Proverbs 12:8 Warped minds are only for space travelers

A person is praised according to their prudence, and one with a warped mind is despised. Proverbs 12:8 NIV

Another translations says:

In proportion to his prudence is a man to be praised, but the perverse in heart shall be an object of contempt. Proverbs 12:8 Rotherham

I have an odd question that seems completely unrelated to this proverb: This morning, does my source of life originate from my understanding or my spirit?

Let me connect the dots…

There are two people. Both have words of advice to offer. Once they have delivered their goods they receive vastly different responses. One receives praise. The other, contempt. People often have completely different perspectives from which they operate. How can I distinguish valuable information?

In this verse, the word for prudence carries the meaning of wisdom, insight, and inward knowledge. Something that has been learned from life experiences, contemplation, prayer, and the Holy Spirit.  I need wisdom for life and when someone offers me something that hits the spot, meets the need, I am deeply thankful. But what is this person’s source? This is someone who has opened his heart to tangible, actionable, real-world wisdom from God. Our Father has hidden something and this one has found it then shared his treasure with me. Is it odd that I shower this person with appreciation and esteem? Of course not!

The “perverse” or warped minds on the other hand, experience a different result: contempt. The Hebrew word for perverse carries the meaning of a warped mind — so that translation is not unreasonable. Literally to crook, meaning to do amiss, bow down, make crooked, commit iniquity, pervert, to do perversely. It refers to an inward disposition — a perverse heart. It comes from something that has been twisted, bent in a way it was never intended. But the real identification of the perverse comes from the reaction of the hearers. It doesn’t sound right. In fact its repulsive. Not just bad, but very bad. And the natural response for me is to despise the source and distance myself.

Solomon is speaking of two trees which have very different fruit. So how does this happen?

Connecting to my Father and His river of life, combined with the good DNA He’s placed within me at my new birth produces good in me. So what happened to the other tree?

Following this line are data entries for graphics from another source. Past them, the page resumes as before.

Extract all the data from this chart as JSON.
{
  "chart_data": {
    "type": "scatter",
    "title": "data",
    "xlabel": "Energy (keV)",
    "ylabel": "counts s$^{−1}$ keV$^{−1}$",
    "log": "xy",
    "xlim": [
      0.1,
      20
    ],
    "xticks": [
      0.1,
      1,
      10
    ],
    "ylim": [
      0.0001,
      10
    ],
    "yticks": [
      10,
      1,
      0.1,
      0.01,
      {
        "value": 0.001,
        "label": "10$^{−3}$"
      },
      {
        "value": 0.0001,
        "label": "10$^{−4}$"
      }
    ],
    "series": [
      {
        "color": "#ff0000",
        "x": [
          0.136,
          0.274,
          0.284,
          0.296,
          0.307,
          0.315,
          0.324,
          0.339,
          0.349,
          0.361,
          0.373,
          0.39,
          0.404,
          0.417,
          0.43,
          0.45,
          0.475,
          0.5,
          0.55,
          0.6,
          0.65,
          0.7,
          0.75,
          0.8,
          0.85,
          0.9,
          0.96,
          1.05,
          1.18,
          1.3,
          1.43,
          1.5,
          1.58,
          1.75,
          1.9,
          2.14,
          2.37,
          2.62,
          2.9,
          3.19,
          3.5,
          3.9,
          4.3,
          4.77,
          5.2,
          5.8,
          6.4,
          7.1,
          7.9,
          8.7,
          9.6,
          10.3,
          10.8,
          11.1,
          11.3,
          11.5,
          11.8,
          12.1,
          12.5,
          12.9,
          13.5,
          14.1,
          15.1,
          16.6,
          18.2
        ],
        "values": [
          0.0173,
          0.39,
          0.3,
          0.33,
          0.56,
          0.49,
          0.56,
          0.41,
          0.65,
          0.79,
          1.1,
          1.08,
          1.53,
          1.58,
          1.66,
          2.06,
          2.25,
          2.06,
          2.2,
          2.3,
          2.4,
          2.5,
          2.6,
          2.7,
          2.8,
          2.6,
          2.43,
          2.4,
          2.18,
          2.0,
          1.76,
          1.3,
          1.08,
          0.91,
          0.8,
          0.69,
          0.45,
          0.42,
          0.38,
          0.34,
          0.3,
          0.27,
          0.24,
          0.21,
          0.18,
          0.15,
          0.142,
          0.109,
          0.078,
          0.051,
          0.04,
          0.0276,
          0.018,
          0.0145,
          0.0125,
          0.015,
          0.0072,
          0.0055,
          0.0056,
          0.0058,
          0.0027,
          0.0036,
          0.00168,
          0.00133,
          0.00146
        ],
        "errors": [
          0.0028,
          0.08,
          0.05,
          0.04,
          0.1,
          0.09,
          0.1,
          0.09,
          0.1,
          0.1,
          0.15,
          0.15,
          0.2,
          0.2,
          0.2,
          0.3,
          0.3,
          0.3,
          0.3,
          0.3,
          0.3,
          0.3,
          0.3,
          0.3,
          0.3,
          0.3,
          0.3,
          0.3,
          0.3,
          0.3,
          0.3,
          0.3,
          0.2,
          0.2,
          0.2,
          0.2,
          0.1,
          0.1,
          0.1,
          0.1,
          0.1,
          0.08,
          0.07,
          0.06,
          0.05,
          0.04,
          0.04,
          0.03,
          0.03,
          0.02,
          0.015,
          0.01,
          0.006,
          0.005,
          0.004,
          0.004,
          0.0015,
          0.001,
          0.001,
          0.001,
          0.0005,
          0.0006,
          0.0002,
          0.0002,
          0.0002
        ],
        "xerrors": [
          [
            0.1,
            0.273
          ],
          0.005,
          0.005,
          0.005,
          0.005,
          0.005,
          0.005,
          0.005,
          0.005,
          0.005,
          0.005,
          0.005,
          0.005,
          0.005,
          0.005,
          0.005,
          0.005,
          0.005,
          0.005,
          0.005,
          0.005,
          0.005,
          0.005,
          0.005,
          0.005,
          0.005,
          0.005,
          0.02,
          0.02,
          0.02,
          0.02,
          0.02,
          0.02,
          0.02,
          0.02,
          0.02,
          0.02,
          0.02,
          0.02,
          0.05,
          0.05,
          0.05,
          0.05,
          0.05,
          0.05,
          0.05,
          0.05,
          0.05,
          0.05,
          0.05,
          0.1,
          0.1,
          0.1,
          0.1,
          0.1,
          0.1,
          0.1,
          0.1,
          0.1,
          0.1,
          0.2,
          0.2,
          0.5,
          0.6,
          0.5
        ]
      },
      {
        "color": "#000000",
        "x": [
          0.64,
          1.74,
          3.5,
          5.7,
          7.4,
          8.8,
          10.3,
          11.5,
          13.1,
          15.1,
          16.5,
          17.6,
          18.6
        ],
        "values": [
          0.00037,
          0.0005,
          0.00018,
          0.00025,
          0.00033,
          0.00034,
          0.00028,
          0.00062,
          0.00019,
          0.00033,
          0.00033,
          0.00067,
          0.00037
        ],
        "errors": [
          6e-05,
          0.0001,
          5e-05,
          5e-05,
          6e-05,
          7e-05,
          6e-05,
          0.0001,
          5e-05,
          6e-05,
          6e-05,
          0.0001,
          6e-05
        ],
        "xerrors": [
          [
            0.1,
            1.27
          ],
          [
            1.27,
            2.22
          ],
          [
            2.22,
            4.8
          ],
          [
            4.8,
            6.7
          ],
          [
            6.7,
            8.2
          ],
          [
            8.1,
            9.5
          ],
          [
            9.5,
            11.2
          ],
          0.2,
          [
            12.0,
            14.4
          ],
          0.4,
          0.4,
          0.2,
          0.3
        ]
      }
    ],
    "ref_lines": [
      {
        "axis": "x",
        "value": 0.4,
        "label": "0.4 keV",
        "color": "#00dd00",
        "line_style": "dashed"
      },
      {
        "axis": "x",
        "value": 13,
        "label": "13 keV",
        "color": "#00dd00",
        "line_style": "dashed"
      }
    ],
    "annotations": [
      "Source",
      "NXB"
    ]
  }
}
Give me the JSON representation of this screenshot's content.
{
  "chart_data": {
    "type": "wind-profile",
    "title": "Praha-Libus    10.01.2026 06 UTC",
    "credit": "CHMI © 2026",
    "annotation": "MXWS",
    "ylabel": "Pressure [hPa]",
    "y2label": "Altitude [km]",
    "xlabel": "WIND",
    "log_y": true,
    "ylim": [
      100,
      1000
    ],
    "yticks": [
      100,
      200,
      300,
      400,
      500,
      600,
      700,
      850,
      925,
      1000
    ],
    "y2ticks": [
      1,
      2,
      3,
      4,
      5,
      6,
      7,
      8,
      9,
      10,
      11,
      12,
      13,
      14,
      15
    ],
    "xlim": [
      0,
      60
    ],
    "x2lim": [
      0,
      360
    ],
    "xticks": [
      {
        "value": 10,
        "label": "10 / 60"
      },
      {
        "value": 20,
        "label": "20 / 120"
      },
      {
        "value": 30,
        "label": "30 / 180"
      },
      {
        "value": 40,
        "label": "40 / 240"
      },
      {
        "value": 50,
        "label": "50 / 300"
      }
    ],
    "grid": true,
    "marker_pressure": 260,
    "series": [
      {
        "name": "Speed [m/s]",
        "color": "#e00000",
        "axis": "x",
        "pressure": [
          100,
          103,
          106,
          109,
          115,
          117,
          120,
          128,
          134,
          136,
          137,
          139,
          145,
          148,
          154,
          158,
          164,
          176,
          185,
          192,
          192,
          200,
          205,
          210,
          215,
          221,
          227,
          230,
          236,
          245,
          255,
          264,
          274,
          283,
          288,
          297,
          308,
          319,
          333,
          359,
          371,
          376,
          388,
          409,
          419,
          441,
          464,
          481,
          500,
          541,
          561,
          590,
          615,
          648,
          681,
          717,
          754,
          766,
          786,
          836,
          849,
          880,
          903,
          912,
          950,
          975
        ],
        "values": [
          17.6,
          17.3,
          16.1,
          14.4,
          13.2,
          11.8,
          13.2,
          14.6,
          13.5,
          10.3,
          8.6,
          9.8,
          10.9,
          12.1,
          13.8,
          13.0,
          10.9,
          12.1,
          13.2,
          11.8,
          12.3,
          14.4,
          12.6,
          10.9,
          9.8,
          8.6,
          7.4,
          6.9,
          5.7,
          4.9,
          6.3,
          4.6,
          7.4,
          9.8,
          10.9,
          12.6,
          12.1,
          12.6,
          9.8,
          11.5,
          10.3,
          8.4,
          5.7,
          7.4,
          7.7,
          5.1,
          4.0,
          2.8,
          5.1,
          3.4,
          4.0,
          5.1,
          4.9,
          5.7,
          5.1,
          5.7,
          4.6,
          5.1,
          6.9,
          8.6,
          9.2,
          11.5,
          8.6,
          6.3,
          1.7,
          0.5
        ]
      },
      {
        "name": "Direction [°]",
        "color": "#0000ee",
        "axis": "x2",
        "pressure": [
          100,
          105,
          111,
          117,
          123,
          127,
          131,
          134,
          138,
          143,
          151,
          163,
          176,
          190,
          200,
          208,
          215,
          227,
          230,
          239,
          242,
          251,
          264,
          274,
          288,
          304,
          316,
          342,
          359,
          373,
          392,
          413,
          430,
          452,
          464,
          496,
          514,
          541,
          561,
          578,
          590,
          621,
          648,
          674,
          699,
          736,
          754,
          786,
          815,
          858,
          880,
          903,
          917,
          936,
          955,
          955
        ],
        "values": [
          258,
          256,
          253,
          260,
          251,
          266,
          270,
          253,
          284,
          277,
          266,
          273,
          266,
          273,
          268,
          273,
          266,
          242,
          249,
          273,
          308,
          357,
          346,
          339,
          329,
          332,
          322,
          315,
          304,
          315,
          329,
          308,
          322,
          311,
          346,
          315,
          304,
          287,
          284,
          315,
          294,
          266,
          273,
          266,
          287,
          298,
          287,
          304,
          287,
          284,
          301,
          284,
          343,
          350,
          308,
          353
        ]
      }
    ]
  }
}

As I consider this I am feeling empathy for the one whose life has taken him sideways or backwards. Like so many things, you may trace its origin back to the Garden. The temptation that the serpent offered to Eve stands in contrast to what the Father offered, which was life and peace, based in trust and obedience. In contrast, the serpent offered the hidden and the secrets that were off limits, claiming enlightenment if we only demanded them for ourselves. When coercing her to eat the forbidden fruit he said, “For God knows that in the day you eat from it your eyes will be opened, and you will be like God knowing good and evil.” But what happened when Adam and Eve took the bait? They disconnected from the source of light and life. The very wisdom and insight they were promised (and had) was snatched from them. Yes, they now knew good and evil — God is good and Satan is definitely evil. But Adam and Eve were beguiled. They lost the connection to the life-giver. It’s like the internet signal was taken out, or the power lines were cut. It’s dark and quiet.

From that day forward the mind of man was darkened. Is it any wonder that there are so many religions? So many wildly different and contradictory views on a topic? Why there are many uncountable, unstable, and deranged people whose minds are twisted and warped? As I am reading my own words, I realize I must process them with my mind. Yet I’m fully aware that my mind is not the source of my life, the Spirit is. My mind is only a tool. It doesn’t produce knowledge. My creative thinking may not be trusted in and of itself. Science is helpful, but pure science alone offers this temptation of the mind — answers to all of life’s questions — if we only have enough data and unbiased observers interpreting the data. Yet every person alive has walked in the darkness which originated from our first father Adam. And depending on the influences in our lives to which we have been exposed (completely outside of our control, by the way) we each have different degrees of alignment to both light and dark. Yet how do I personally regain the true goodness and prudence (using Solomon’s word) that God intended from the beginning? It is through an intentional connection with the light source. A DNA transplant within me that happens at the new birth. And a daily return to trust of my Father — the thing that was really lost in the Garden. The intentional feeding at his table, drinking from his streams. His body. His blood. His life in me. My mind and understanding will surely be fruitful, but that’s not where my source originates. It comes from His Spirit.

It’s no wonder how far men have journeyed into warped and unhelpful thinking. We see it every day. Yet real beauty, transformation, wisdom, life-changing fruit, comes from being nourished at my Father’s sources.

There are two choices, two trees, and two results. Prudence or perversity. Praise or contempt. My mind or my spirit. Doubt or trust. My source of life will be His Spirit.